Combining Authority and Submission

I am continuing with my thoughts on how Jesus did not have the “Defects of Virtues” (please read my post of 25 January 2013). Today we will see how Jesus never flaunted or forced his authority but always submitted to God the Father at all times, and at the same time showed great respect to fellow man and their rightful place. One man I am alluding to is none other than John the Baptist. We will briefly look first at John, then at Jesus, and finally, the two together at the Baptism of Jesus by John, inaugurating Jesus’ mission on earth.

Jesus was almost unknown. However, unseen or unheard, the Holy Spirit has been orchestrating events behind the scenes. Already the cry from the wilderness has started rising and the people’s heart has been stirred up, despite the long delay and accompanying doubts or disappointments about the coming of the Messiah. Suddenly there was a softening of heart and a national surge at Bethabara on the banks of Jordan, to hear John pounding away his proclamation Repent for the Kingdom of God is at hand. That was where all the action is taking place. The location was a strange and unlikely place for public meetings; the lonely and rough area on the road from Jerusalem to Jericho, the haunt of robbers and bandits and where many fell among thieves.

Who was this person that motivated the multitudes to come and be baptized? In Jesus’ own words “what went ye out into the wilderness to see?” What kind of a man was John? Today we can call him the fire brand. His preaching was fearless and downright practical. He was not the typical seminary-trained or one of the Scribes or Pharisees with a comfortable lifestyle, with broad phylacteries, luxurious robes and exclusive privileges. His clothing was different with leather girdle and camel-hair mantle. He drank from the river and his menu included locusts and wild honey. The crowd came from every part of the country. By the way, this should say something when leaders are trying hard to attract the world to the churches! He rebuked the tax collectors for their extortion, soldiers for their violence, wealthy Spiritual leaders for their formalism to the extent of calling them vipers of a viperous brood. He told King Herod the Great where to go! He was the voice from the wilderness, far from the popular and esteemed Schools of Hillel or Shammai. Yet, they thronged to him, listened, repented and were baptized. No wonder he is compared to Elijah the Tishbite, the fiery prophet.

Though great and successful as the response of the multitude demonstrated, that was not the only compulsion or main strain of John’s mission. Many today would be joyously satisfied with that kind of success. It should be noted that John was so popular that a deputation came all the way from Sanhedrin (parliament) consisting of Priests and Levites. They asked him if he was the Christ. Note the simple but emphatic response John gave – NO! He was the voice in the wilderness, indeed, the fore-runner of the long-awaited Messiah! This part was equally important. Nay, it was more bold and hopeful. Someone much greater than him, whose shoe lace he is not worthy to loosen is coming very soon. Although he was baptizing with water, the one coming after him will baptize with fire!

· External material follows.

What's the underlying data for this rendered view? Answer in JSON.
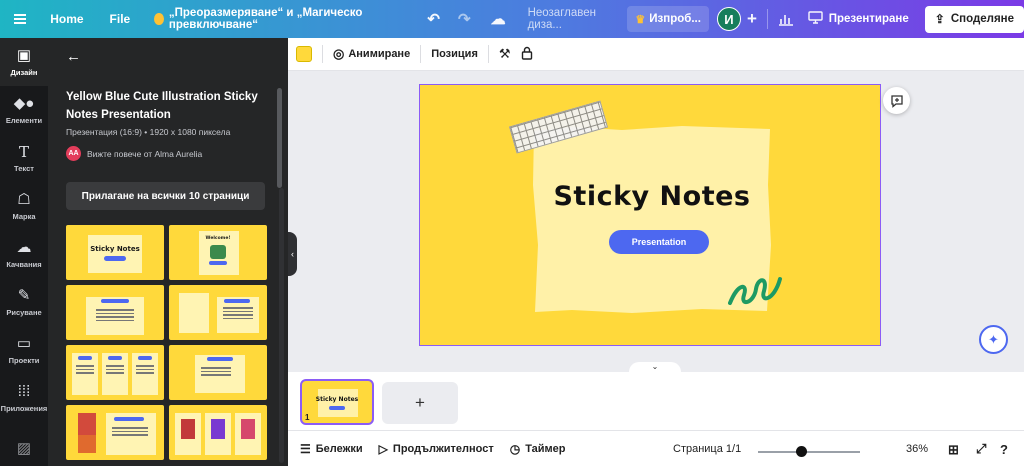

Another surprising aspect that I should not miss is how John recognized Jesus. John was his kinsman by birth. However, their lives were far apart. John’s father Zacharias was a priest and lived in the far south. On the other hand, Jesus’ father Joseph was a carpenter and lived in seclusion in the valley of Galilee. Jesus had not yet publicly revealed himself as the Messiah; no public teaching or a single miracle yet. Had Zacharias his father ever told John about the miraculous visit of angel Gabriel, and the importance of his own name? Had his mother Elizabeth ever mentioned the visit of Mary with her unborn child? Or was it long forgotten after 30 years? Whatever it was, John who prepared the way, did proclaim emphatically that “he knew him not”. Apart from the Holy Spirit, whom John proclaimed Jesus would baptize in fire, I dare say that something in Jesus’ face, his look, his sinless beauty (altogether lovely) and authority convinced John. John could confront the kings and top leaders of his time, no sweat, but to this yet unknown, simple carpenter, John the national hero, became like a young student. He even thought it was inappropriate to baptize Jesus, and humbly tried to dissuade Jesus.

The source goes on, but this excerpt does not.